The lack of adequate sources of potable water in the Eastern region town of Kplandey will soon be a thing of the past following the on-going works on the provision of two mechanized boreholes under the Facilitated Collective Action Process (FCAP), a partnership between the Fanteakwa South District Assembly and Advocates for Community Alternatives (ACA), a Non-profit-making organization.
Now, the boreholes have successfully been drilled while pumping machines have also been installed.
“We are now left with the erection of pillars so we can place tanks on them. I’m so happy about the speed with which construction works are progressing and I’m sure that the projects will be complete and put to use by the end of the second quarter of this year”, said Mr. Joseph Teye, Chairman of Kplandey FCAP Implementation Committee.
It is expected that after the pillars are erected and tanks are mounted on them, they will be connected to electricity to enable the pumps supply water into the tanks.

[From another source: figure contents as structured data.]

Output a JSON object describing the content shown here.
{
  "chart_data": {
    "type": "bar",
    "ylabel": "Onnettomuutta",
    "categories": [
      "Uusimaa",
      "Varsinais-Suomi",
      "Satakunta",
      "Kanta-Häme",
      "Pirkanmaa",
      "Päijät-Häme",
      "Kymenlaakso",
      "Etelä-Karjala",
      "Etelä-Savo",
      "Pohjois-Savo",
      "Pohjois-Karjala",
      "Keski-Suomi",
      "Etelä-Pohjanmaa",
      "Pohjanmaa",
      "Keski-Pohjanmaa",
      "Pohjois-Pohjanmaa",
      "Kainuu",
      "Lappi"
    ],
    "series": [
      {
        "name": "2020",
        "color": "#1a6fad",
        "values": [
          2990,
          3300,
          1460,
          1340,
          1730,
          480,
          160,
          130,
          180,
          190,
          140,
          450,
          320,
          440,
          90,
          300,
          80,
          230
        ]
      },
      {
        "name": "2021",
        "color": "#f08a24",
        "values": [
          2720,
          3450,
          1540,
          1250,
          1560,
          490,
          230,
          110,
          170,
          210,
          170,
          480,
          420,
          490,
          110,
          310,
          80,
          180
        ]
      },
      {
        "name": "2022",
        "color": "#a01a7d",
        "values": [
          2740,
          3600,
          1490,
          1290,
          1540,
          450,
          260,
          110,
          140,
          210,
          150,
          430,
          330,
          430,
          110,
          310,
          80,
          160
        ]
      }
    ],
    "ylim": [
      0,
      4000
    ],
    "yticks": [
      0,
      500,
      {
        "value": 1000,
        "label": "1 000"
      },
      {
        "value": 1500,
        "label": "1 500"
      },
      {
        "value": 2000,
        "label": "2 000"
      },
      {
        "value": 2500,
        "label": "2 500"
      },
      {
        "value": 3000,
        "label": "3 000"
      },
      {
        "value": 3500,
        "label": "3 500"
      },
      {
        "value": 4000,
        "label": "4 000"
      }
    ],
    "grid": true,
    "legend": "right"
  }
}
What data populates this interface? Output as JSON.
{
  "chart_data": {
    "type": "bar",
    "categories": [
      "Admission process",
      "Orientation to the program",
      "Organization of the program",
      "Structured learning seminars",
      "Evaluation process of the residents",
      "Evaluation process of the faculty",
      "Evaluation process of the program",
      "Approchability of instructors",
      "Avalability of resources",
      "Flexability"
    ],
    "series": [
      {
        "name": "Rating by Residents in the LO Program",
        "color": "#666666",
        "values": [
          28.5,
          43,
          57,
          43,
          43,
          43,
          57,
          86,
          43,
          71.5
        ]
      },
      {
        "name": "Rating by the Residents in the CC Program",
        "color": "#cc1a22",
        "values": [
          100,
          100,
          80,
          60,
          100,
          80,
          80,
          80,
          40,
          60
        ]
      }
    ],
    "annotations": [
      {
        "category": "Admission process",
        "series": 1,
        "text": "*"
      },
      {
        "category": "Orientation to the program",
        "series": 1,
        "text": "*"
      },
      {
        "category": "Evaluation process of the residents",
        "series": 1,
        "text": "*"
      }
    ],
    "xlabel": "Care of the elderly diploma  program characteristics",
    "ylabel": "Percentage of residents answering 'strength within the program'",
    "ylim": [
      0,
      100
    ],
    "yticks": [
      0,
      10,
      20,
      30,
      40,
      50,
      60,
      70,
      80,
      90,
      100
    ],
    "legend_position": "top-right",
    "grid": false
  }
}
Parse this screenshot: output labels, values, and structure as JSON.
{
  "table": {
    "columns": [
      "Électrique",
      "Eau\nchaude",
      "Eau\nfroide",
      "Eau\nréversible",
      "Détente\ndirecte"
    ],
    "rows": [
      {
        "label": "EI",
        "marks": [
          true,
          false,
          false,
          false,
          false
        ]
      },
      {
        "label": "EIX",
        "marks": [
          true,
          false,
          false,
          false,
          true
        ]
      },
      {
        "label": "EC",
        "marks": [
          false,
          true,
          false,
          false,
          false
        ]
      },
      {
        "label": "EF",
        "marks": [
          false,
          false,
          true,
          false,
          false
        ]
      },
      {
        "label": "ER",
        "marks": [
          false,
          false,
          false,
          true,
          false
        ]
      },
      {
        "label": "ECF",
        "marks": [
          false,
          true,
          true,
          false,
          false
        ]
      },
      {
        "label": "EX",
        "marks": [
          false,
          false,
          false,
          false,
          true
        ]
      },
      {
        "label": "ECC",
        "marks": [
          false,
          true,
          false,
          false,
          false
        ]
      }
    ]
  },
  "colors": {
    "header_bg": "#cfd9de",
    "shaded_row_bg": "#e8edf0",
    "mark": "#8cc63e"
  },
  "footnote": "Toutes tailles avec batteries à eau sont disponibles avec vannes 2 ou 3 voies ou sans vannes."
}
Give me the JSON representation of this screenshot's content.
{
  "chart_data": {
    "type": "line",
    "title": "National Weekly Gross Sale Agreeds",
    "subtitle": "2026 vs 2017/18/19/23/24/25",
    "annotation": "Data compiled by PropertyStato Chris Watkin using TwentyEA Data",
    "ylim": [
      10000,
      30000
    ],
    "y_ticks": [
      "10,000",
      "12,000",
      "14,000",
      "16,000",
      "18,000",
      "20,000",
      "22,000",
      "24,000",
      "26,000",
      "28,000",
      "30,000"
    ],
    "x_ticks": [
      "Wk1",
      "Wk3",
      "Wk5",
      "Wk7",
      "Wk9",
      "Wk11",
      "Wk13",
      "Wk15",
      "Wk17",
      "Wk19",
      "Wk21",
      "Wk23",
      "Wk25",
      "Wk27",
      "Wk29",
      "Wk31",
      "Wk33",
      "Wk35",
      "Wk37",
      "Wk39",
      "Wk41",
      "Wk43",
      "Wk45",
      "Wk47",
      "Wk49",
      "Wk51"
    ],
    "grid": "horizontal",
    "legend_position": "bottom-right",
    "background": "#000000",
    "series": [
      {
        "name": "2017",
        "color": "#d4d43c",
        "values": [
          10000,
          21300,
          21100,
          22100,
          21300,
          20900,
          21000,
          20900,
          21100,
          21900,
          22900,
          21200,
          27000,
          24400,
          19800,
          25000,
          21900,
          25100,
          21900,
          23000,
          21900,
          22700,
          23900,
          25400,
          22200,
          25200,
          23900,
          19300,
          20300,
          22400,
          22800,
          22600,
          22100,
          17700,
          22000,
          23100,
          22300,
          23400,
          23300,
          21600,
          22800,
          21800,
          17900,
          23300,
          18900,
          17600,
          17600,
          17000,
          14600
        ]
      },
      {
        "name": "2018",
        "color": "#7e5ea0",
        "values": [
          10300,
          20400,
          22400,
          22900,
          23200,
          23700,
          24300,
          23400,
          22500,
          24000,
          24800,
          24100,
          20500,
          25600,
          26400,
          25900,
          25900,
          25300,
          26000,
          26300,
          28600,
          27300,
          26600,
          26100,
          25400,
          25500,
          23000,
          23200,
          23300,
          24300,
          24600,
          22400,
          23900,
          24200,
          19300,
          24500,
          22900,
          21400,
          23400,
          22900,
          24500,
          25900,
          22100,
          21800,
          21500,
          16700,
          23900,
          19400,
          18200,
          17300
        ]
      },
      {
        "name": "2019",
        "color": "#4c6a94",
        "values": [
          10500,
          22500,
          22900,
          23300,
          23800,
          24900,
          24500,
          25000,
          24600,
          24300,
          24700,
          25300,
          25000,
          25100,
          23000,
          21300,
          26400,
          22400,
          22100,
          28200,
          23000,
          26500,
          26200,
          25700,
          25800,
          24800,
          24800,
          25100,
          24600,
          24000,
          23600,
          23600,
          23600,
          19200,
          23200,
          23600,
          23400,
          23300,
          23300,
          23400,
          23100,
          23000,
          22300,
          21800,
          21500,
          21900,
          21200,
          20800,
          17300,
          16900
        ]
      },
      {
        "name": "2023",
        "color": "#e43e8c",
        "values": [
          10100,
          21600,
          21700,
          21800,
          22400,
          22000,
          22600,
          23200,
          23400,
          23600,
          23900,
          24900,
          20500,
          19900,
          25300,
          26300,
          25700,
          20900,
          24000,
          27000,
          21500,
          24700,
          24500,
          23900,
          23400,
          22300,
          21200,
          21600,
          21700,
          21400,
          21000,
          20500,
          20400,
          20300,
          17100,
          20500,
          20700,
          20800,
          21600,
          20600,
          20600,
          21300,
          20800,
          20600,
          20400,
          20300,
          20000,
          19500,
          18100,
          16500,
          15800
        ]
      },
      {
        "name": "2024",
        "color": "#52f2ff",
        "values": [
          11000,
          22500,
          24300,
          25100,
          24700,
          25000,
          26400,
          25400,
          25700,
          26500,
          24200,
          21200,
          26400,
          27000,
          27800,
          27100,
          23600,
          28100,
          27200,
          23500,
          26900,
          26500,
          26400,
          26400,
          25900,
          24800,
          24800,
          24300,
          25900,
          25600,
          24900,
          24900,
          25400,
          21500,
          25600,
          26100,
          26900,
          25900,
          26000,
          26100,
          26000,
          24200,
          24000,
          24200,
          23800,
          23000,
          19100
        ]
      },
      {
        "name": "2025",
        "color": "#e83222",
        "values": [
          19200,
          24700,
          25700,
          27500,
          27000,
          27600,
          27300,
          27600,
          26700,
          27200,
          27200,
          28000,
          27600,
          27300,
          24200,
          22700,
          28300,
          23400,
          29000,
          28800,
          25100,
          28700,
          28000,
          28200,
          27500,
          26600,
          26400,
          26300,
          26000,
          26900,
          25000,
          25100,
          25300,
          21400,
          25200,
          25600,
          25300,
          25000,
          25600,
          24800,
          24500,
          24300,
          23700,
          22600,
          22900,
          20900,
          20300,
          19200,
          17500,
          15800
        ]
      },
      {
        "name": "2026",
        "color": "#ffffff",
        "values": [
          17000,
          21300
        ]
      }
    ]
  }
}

Also, a management committee would be constituted to ensure the maintenance and effective management of the facilities before they are finally put to use.
“Residents currently depend on a manual borehole and some nearby streams for water supply and so when the project is complete, it will bring a great relieve to us, especially women and children because they would no longer have to walk long distances in search of water.”
With a $9,000 microgrant, the community members are drilling two boreholes at vantage points in the town in partnership with ACA and the Abuakwa South Municipal Assembly. The community has so far spent approximately $5,000 of its microgrant to reach this far.
Sustainable Development Goal 6 is about “clean water and sanitation for all.” It is one of the 17 Sustainable Development Goals established by the United Nations General Assembly in 2023. According to the United Nations, the goal is to: “Ensure availability and sustainable management of water and sanitation for all.
Safe and readily available water is important for public health, whether it is used for drinking, domestic use, food production or recreational purposes. Improved water supply and sanitation, and better management of water resources, can boost countries’ economic growth and can contribute greatly to poverty reduction.